Think of a person in your life who’s open to experimentation, and invite them into trying something new with you.

Naming what’s arising

The next time you feel a strong emotion during an interaction, try naming it as something that is arising rather than something you are.

  • Notice the feeling. Anger, fear, frustration, sadness, defensiveness. Whatever it is.

  • Name it to yourself first. Not "I am angry" but "anger is here." Not "I'm hurt" but "hurt is arising."

  • If you’re able to, name it out loud. "I'm noticing frustration arising in me right now." This isn't suppression. You're still feeling it. You're just not fused with it.

  • Notice the space. Between the feeling and your response, there's now a small gap. In that gap, you have a choice. You can respond rather than react.

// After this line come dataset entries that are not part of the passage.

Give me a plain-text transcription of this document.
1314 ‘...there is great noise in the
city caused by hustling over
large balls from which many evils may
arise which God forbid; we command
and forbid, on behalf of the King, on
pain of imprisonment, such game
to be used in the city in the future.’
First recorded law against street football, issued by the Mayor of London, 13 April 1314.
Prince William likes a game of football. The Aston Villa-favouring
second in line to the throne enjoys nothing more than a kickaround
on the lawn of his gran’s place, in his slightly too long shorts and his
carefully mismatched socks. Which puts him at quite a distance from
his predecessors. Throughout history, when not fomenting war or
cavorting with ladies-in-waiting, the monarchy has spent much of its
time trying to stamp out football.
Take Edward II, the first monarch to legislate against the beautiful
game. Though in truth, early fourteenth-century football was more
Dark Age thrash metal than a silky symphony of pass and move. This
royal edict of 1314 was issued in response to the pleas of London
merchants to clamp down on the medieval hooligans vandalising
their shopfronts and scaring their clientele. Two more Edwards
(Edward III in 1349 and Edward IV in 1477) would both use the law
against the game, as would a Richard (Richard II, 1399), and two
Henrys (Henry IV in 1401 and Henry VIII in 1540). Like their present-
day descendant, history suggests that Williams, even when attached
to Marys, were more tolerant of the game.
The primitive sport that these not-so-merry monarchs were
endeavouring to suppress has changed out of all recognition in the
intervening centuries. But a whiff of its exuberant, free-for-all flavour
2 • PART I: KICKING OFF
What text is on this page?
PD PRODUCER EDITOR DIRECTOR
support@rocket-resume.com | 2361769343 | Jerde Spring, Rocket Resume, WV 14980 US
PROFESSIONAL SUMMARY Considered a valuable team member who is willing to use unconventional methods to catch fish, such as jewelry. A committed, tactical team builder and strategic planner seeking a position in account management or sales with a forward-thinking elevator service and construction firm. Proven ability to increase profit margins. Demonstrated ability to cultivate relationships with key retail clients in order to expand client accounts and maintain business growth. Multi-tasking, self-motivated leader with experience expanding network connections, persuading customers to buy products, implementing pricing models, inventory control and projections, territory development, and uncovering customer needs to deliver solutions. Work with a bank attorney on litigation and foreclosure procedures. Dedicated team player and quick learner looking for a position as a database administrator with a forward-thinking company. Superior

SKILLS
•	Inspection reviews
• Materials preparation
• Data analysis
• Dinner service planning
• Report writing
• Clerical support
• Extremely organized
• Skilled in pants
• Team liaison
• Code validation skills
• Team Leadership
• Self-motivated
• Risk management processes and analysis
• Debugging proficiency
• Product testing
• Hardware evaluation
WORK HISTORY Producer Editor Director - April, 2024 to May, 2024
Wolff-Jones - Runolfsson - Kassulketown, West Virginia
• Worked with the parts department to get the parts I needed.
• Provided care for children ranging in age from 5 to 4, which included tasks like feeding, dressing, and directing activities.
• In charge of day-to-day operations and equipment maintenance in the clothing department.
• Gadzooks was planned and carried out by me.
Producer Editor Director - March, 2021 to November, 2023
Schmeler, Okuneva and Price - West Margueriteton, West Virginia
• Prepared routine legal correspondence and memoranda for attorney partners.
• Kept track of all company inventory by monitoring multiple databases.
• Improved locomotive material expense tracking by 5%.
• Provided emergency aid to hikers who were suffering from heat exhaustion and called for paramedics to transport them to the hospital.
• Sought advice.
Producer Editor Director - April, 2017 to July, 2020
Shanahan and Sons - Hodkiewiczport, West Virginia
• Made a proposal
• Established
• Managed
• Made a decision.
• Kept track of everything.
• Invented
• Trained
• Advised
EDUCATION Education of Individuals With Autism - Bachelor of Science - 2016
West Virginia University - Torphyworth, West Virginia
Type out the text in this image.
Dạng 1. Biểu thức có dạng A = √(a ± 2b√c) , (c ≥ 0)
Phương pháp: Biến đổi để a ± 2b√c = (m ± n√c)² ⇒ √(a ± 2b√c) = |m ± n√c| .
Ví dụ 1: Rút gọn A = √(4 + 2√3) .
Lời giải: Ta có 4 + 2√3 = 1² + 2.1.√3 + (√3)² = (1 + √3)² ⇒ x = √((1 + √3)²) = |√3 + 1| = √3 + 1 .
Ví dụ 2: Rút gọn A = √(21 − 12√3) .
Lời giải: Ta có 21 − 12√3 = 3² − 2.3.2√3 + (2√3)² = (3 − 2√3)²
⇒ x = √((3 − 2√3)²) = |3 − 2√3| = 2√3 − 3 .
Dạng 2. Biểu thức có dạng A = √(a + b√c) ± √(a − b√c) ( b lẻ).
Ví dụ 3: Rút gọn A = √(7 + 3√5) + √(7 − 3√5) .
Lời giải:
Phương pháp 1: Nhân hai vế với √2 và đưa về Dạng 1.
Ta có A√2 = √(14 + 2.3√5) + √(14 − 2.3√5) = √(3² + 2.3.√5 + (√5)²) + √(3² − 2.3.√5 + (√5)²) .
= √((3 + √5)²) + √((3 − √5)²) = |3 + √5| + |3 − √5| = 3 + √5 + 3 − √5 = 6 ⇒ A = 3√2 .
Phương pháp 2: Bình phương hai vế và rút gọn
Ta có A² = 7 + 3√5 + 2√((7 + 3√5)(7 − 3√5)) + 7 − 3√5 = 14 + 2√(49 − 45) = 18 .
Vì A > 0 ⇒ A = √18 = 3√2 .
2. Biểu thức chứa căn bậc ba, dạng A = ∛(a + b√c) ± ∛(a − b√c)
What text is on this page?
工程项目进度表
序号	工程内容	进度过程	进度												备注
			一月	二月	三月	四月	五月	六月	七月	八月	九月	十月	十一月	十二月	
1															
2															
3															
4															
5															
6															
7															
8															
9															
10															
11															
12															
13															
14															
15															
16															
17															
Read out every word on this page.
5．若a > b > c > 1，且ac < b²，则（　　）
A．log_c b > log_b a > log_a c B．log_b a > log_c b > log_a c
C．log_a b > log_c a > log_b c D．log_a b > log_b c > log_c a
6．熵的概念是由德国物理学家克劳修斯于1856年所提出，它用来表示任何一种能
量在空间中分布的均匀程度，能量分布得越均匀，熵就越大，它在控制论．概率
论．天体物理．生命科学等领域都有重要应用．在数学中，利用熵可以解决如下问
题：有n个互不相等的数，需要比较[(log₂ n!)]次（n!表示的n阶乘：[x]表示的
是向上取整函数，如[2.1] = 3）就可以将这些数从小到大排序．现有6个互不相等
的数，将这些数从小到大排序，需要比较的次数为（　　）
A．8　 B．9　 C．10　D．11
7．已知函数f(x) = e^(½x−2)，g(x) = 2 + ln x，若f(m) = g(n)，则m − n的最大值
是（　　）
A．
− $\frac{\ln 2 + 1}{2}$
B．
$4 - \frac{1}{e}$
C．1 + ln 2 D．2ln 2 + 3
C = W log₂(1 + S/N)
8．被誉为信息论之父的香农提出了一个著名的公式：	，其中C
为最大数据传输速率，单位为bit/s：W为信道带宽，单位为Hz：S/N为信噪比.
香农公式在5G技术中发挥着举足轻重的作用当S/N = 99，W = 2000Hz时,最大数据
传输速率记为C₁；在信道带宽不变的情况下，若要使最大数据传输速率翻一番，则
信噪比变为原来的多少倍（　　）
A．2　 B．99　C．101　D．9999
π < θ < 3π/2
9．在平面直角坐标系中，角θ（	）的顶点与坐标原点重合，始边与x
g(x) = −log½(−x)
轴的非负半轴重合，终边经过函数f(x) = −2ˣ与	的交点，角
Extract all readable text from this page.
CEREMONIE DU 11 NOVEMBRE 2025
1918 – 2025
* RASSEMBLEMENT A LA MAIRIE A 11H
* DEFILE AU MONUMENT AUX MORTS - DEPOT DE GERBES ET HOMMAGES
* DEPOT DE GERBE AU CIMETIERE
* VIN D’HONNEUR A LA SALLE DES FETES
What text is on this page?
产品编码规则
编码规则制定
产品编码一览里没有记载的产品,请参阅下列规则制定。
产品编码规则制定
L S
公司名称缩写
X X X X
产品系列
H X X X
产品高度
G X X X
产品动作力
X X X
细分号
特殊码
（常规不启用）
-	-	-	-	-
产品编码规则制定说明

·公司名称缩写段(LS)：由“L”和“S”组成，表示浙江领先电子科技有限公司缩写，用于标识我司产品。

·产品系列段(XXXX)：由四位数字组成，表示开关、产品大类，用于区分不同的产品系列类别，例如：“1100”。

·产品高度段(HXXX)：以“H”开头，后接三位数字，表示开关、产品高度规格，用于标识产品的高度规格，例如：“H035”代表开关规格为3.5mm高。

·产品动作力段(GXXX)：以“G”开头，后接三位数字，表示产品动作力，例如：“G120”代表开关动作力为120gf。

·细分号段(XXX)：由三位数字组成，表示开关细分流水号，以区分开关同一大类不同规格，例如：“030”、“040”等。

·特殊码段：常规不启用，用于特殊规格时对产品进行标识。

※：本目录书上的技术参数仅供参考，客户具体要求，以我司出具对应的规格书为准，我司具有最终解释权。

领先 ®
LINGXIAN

  • Let your companion witness. When they see you name a feeling without being consumed by it, something shifts for both of you.

One feeling, named as a visitor rather than an identity. That small shift is the beginning of everything.

The full guide, Developing Mindfulness Together, has several practices for building this capacity as a shared skill: observing together, naming what's arising, developing the witness perspective, practicing de-identification during difficult moments, and more. It also explores why we fuse with our experiences, what makes it possible to observe without becoming, and how this capacity transforms conflict, reactivity, and the quality of our presence with each other.

When we can observe our experience, we create space. Let us practice that spaciousness together.